ChamberFest Cleveland is packing halls in its 13th season with its usual sterling line-up of performers and expanded programming that includes a hefty dose of contemporary music. Of the 26 composers featured on the programs, ten are living, and four are attending and/or playing in the festival. On a night devoted to “Variations on Love and Loss”, the centerpiece was a meditation on suicide by American composer Judith Markovich. The loss was personal for the festival organizers, adding emotional impact to a dirge buttressed by bright inventions and a mainstay of the chamber music repertoire.
Pianists Roman Rabinovich and James (Zijian) Wei teamed up to open the evening with a tasty aperitif, Lutosławski’s Variations on a Theme of Paganini for Two Pianos. With Rabinovich providing a solid bottom and Wei dancing on top through high-spirited riffs and runs, their pinpoint performance offered easy accessibility to a complex work brimming with clever turns of phrase. If it’s possible to perform a piece with playful intensity, this was a persuasive and engaging exemplar.
The program took a sudden turn with Bright Sheng’s Four Movements for Piano Trio, a 1990 work originally written for the Peabody Trio. After a delicate opening of graceful notes and phrases, it blossoms into a burst of matching string lines that peak and then drop to a minimalist level for a quiet finish. The mood shifted from subdued to frantic and back again, with arresting sounds throughout – unusual harmonics with an Asian flavor, precision pizzicato from the violin, cello and piano strings. Violinist Kristin Lee and cellist Raman Ramakrishnan turned in tight, focused performances, and Wei showed his versatility on both sides of the keyboard.
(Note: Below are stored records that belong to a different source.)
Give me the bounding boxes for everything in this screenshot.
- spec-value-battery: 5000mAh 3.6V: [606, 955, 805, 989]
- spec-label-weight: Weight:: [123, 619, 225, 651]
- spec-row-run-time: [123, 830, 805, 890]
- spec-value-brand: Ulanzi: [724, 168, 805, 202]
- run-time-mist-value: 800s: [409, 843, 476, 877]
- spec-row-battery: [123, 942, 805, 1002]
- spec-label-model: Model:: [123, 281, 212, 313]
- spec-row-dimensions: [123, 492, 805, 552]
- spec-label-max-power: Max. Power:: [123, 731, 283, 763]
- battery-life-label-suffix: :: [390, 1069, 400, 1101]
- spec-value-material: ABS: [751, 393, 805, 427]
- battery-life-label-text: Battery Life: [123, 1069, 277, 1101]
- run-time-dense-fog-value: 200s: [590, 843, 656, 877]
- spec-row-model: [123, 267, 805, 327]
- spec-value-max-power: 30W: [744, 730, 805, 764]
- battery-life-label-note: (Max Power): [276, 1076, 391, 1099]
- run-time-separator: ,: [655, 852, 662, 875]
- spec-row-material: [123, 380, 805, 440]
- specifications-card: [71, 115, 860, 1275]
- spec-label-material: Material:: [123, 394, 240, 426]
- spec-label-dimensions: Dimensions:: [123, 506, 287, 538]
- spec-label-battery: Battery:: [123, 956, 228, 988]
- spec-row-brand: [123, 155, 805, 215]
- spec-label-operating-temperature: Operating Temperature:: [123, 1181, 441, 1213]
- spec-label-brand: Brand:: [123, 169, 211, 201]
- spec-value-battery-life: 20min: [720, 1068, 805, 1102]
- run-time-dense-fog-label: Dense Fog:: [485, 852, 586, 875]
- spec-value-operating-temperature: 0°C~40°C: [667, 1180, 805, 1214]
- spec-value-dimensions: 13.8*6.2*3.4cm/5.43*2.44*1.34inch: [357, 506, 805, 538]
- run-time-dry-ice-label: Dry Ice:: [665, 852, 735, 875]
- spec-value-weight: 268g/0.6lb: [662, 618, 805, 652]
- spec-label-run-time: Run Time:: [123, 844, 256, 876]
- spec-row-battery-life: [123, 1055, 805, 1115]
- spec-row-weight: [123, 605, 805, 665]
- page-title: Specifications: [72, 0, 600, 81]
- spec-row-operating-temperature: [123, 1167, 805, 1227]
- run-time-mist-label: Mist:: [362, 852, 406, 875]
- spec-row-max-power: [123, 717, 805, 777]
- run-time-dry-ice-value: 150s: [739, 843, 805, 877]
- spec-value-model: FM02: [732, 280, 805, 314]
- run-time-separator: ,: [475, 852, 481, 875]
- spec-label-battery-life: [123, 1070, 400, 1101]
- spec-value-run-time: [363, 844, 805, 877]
Following the premiere of Markovich’s piece, the evening concluded with a classic, Schubert’s String Quintet in C major. Ramakrishnan and fellow cellist Oliver Herbert were joined by violinists David McCarroll and Diana Cohen and violist Milena Pajaro-van de Stadt for what was a surprisingly lackluster treatment. The tempo was slow and the approach understated, so much so that the performance sounded listless at times. There was some refined individual playing throughout, in particular by Ramakrishnan and Pajaro-van de Stadt, and the final two movements finally came to life with some sharp, energetic execution. But mostly the music sounded like it was headed in the right direction without ever getting where it was trying to go.

Emotion was the key to Markovich’s “Oh, my son...”, a lament for a young man’s suicide using text written by his father, David Stern, who is a close friend of festival co-organizer Franklin Cohen. So the entire Cohen musical family took the stage for this performance – Franklin on clarinet, son Alexander on percussion, daughter Diana playing violin and her husband Rabinovich playing piano. Tenor Dominic Armstrong added a powerful voice in a hybrid role, a combination of narration and singing punctuated by anguished phrases like “How could we know?” He acted the part to great effect, supported by brilliant musicianship. The music came in short interludes that framed and accented the text, some of it somber, some plaintive, all sadly tender with dark undertones from four timpani. Overall, the Cohens turned in a heartfelt and touching performance of a score that often seemed as pained and bewildered as its subject.
At nearly 40 minutes, it was also overly long. But mourning has its own protracted pace, especially when unanswered questions haunt the survivors. That particular type of anguish Markovich’s piece captured very well.